As she extended her right foot out futher, she felt something soft brush up against her pinkie-toe. Looking down, she noticed a small fold of something resting on the floorboards in front of her. If one weren’t looking directly at it, it might seem to not be there at all. Looking around, she scanned the bus and its passengers with her dark brown eyes, trying to see if someone had recently dropped it there. But no one seemed to look as if they had just lost something.
Lek glanced back down at the object at her feet. It looked as if it had been in that dank part of the bus for a long time; the dark color of the leather face indicating a long-term usage in the sweaty back pocekt of some faceless person.
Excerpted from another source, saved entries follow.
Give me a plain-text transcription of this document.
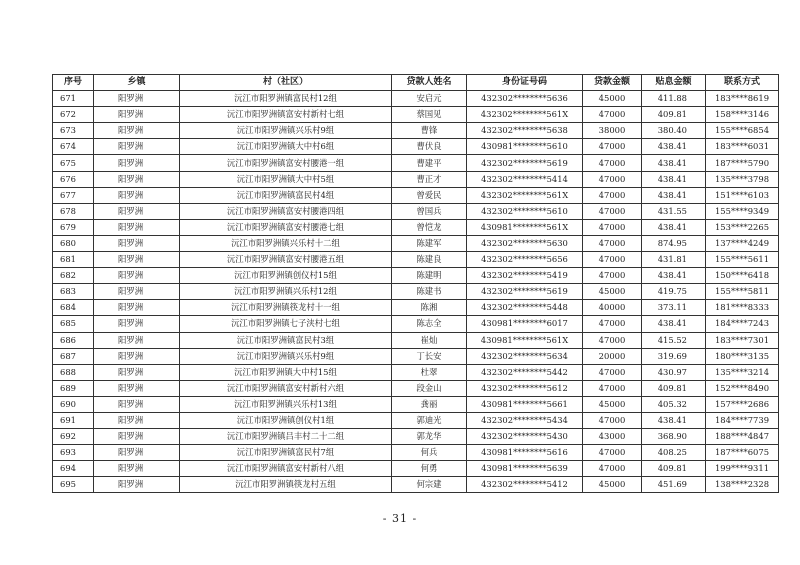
序号	乡镇	村（社区）	贷款人姓名	身份证号码	贷款金额	贴息金额	联系方式
671	阳罗洲	沅江市阳罗洲镇富民村12组	安启元	432302********5636	45000	411.88	183****8619
672	阳罗洲	沅江市阳罗洲镇富安村新村七组	蔡国见	432302********561X	47000	409.81	158****3146
673	阳罗洲	沅江市阳罗洲镇兴乐村9组	曹锋	432302********5638	38000	380.40	155****6854
674	阳罗洲	沅江市阳罗洲镇大中村6组	曹伏良	430981********5610	47000	438.41	183****6031
675	阳罗洲	沅江市阳罗洲镇富安村腰港一组	曹建平	432302********5619	47000	438.41	187****5790
676	阳罗洲	沅江市阳罗洲镇大中村5组	曹正才	432302********5414	47000	438.41	135****3798
677	阳罗洲	沅江市阳罗洲镇富民村4组	曾爱民	432302********561X	47000	438.41	151****6103
678	阳罗洲	沅江市阳罗洲镇富安村腰港四组	曾国兵	432302********5610	47000	431.55	155****9349
679	阳罗洲	沅江市阳罗洲镇富安村腰港七组	曾恺龙	430981********561X	47000	438.41	153****2265
680	阳罗洲	沅江市阳罗洲镇兴乐村十二组	陈建军	432302********5630	47000	874.95	137****4249
681	阳罗洲	沅江市阳罗洲镇富安村腰港五组	陈建良	432302********5656	47000	431.81	155****5611
682	阳罗洲	沅江市阳罗洲镇创仪村15组	陈建明	432302********5419	47000	438.41	150****6418
683	阳罗洲	沅江市阳罗洲镇兴乐村12组	陈建书	432302********5619	45000	419.75	155****5811
684	阳罗洲	沅江市阳罗洲镇筷龙村十一组	陈湘	432302********5448	40000	373.11	181****8333
685	阳罗洲	沅江市阳罗洲镇七子浃村七组	陈志全	430981********6017	47000	438.41	184****7243
686	阳罗洲	沅江市阳罗洲镇富民村3组	崔灿	430981********561X	47000	415.52	183****7301
687	阳罗洲	沅江市阳罗洲镇兴乐村9组	丁长安	432302********5634	20000	319.69	180****3135
688	阳罗洲	沅江市阳罗洲镇大中村15组	杜翠	432302********5442	47000	430.97	135****3214
689	阳罗洲	沅江市阳罗洲镇富安村新村六组	段金山	432302********5612	47000	409.81	152****8490
690	阳罗洲	沅江市阳罗洲镇兴乐村13组	龚丽	430981********5661	45000	405.32	157****2686
691	阳罗洲	沅江市阳罗洲镇创仪村1组	郭迪光	432302********5434	47000	438.41	184****7739
692	阳罗洲	沅江市阳罗洲镇吕丰村二十二组	郭龙华	432302********5430	43000	368.90	188****4847
693	阳罗洲	沅江市阳罗洲镇富民村7组	何兵	430981********5616	47000	408.25	187****6075
694	阳罗洲	沅江市阳罗洲镇富安村新村八组	何勇	430981********5639	47000	409.81	199****9311
695	阳罗洲	沅江市阳罗洲镇筷龙村五组	何宗建	432302********5412	45000	451.69	138****2328
- 31 -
She thought innocently to herself, since it looked as if it had been there a long while, what then would be the harm of liberating this insignificant something from its mobile humid coffin.
Lek leaned in slowly, pretending to readjust her worn slippers’ tired buckle. The bus lurched forward abruptly and then all-of-a-suddendly came to a jolted halt. Lek hit her head hard upon the metal backing of the seat ahead of hers. Everyone on the bus heaved forward like a school of shiny carp, fleeing an impending fisherman’s net. Each person uttering a collective and silumtaneous wail of momentary terror.
This unforseen movement allowed enough distraction for Lek to snatch up the object unnoticed. She propped herself back up rubbing her crown; a dull singing of painful songbirds encircled the top of her head. She felt an aching lull of a spot atop her skull, expanding with a new bright ill sensation.
In her right hand, she could feel the object, safely in her posession. She leaned into the wall of her seat as close as she could, so that she could take a closer look. It was a billfold wallet, worn and tired-looking. If it had a face, it would be sad and wrinkled; a lifetime of tears shed in the light of being forgotten and lost. She held her breath, opened the main flap, and peered inside.
It held nothing in its many pockets and crevices, except a large swollen clumsy fold of 1000-baht notes. Her eyes gleamed, but she held herself back from an outward reaction and remained collected. Taking her handkerchief, she carefully wrapped up the wallet, and held it tightly between her small brown hands.
The breeze coming in through the window felt suprisingly cool. Lek looked out of her seat, and into the rest of the world. The various sounds of the street: people yelling, motorcycles accelerating and revving, street vendors ringing tiny bells, and various automobiles bleating horns, all seemed to be lovely parts of the tapestry that is the city.
She saw her stop approaching, gathered herself up, and stood ready by the open doorway. The bus slowed down and she hopped off, feeling a new strength in her body. She flagged a motorcycle taxi and told the driver her destination. She climbed up and onto the warm black seat and leaned forward. She thought to herself that it’s much easier to ride a motorcycle in shorts.
She looked at all of the other ladies going home on their motorcycle taxis, sitting side-saddle; their weight ensuring only that they would stay on before the initial movement, but not much else. Life here is very interesting, she thought to herself as the motor revved, and was off.
She clutched the little blessing in her lap, told herself that she deserved this, and that it was okay that she took it from the bus. It didn’t make her a bad person.
Lek closed her eyes softly and lifted her head slightly upward. She felt the wind brushing through her hair and past her face. She thought of her dad and what she’d say to him, of what had happened, the ride home on the night bus, the sullen wallet, about her seemingly insignificant life, and how tomorrow, everything felt as if it would be somehow alright.
The scent of jasmine and fried foods from street stalls wafted past on the night air, as the city blurred poetically by. The wallet all wrapped up, felt warm and loved, as it glowed in her bright safe hands.